EP calls for more control over credit rating agencies and proposes a European Credit Rating Foundation
In a resolution voted at the Parliament's Plenary Session, MEPs called for new rules for credit rating agencies in order for them to clarify their working methods, boost competition and reduce reliance on their ratings. This resolution also suggests the creation of a European Credit Rating Foundation, completely independent and whose funding would come from finance sector.
The non-legislative resolution adopted by MEPs by a show of hands, proposes the creation of a European Credit Rating Foundation which would be “fully-independent”. In order to put it in place, MEPs requested the Commission to conduct a feasibility study about the costs, benefits and the possible structure of this institution whose analysis would apply to all three sectors concerned. According to the Parliament this new institution, which would complement the legislation for pan-European supervision of credit-rating agencies, should be funded with fees paid by the private financial sector.

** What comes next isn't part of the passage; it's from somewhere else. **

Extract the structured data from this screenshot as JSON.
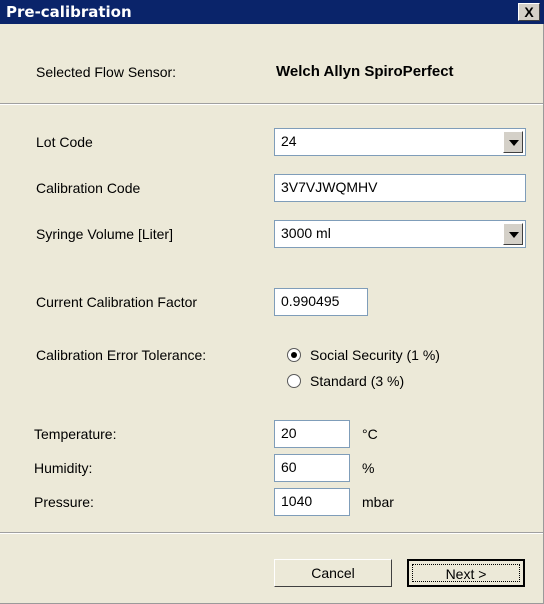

In this resolution, MEPs also called on the credit rating agencies (CRAs) to clarify the methodology and criteria used to arrive at their sovereign ratings. They should also explain why their ratings deviate from the forecasts of the main international financial institutions. It also demands that the effects of ratings on increased spreads be analysed. According to the International Monetary Fund (IMF), the ratings could account for up to almost 70% of the spreads on credit default swaps.

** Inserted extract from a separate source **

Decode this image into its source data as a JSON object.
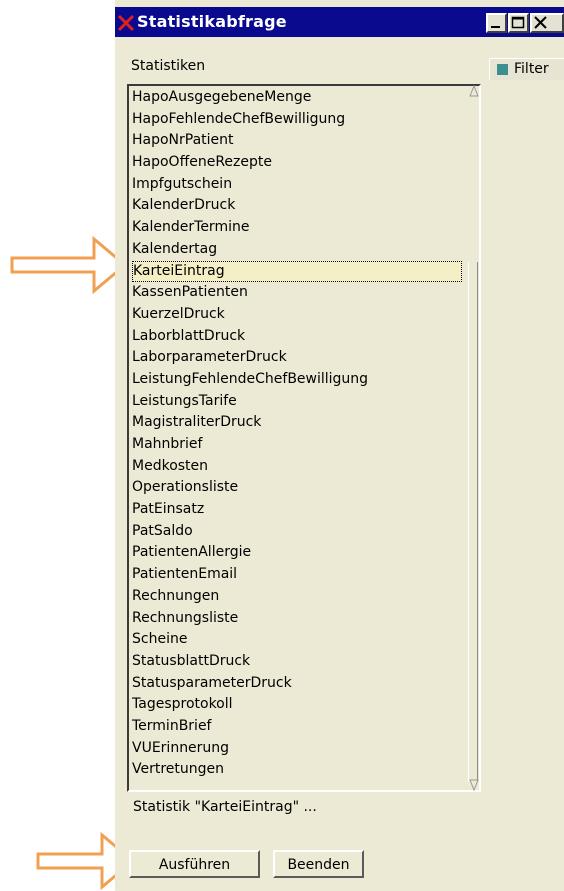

Furthermore, in order to increase competition, the document asks the Commission to evaluate the possibility of establishing a network of European credit rating agencies, so that the agencies operating at national level can broaden their scope and compete with the three largest. It also points out, however, that increased competition should not lead to the search of more favourable ratings, a phenomenon known as rating shopping.

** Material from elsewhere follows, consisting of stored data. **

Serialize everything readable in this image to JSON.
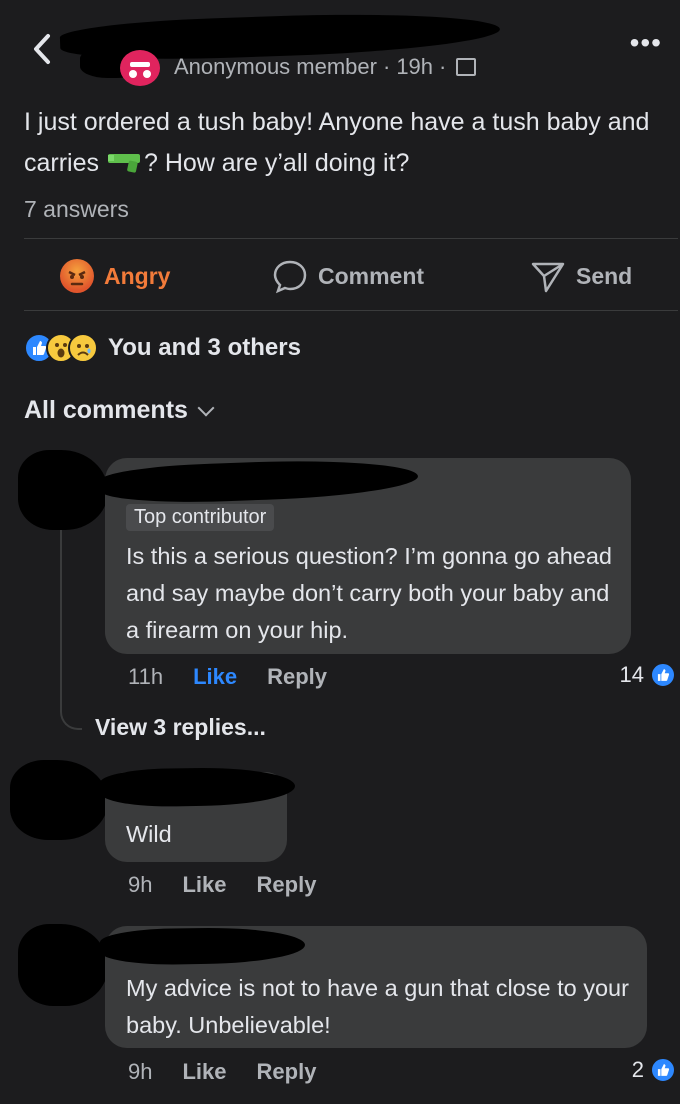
{
  "header": {
    "author": "Anonymous member",
    "age": "19h",
    "more_label": "•••"
  },
  "post": {
    "text_before": "I just ordered a tush baby! Anyone have a tush baby and carries",
    "text_after": "? How are y’all doing it?",
    "answers": "7 answers"
  },
  "actions": {
    "angry": "Angry",
    "comment": "Comment",
    "send": "Send"
  },
  "reactions": {
    "summary": "You and 3 others"
  },
  "comments_header": "All comments",
  "comments": [
    {
      "badge": "Top contributor",
      "text": "Is this a serious question? I’m gonna go ahead and say maybe don’t carry both your baby and a firearm on your hip.",
      "time": "11h",
      "like": "Like",
      "reply": "Reply",
      "count": "14",
      "view_replies": "View 3 replies..."
    },
    {
      "text": "Wild",
      "time": "9h",
      "like": "Like",
      "reply": "Reply"
    },
    {
      "text": "My advice is not to have a gun that close to your baby. Unbelievable!",
      "time": "9h",
      "like": "Like",
      "reply": "Reply",
      "count": "2"
    }
  ],
  "colors": {
    "background": "#1c1c1e",
    "bubble": "#3a3b3c",
    "like_blue": "#2d88ff",
    "angry_orange": "#f27b3a"
  }
}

MEPs also stressed that credit rating agencies should be responsible for the methodologies they apply, and therefore recommends that mechanisms should be established so that credit rating agencies can be liable in civil law for their ratings. It also highlights the need to establish a system of annual review for all registered CRAs in order to assess the accuracy of their past credit ratings. This assessments should be available to supervisors and the European Markets and Securities Authority (ESMA) should be empowered to conduct unannounced checks on them.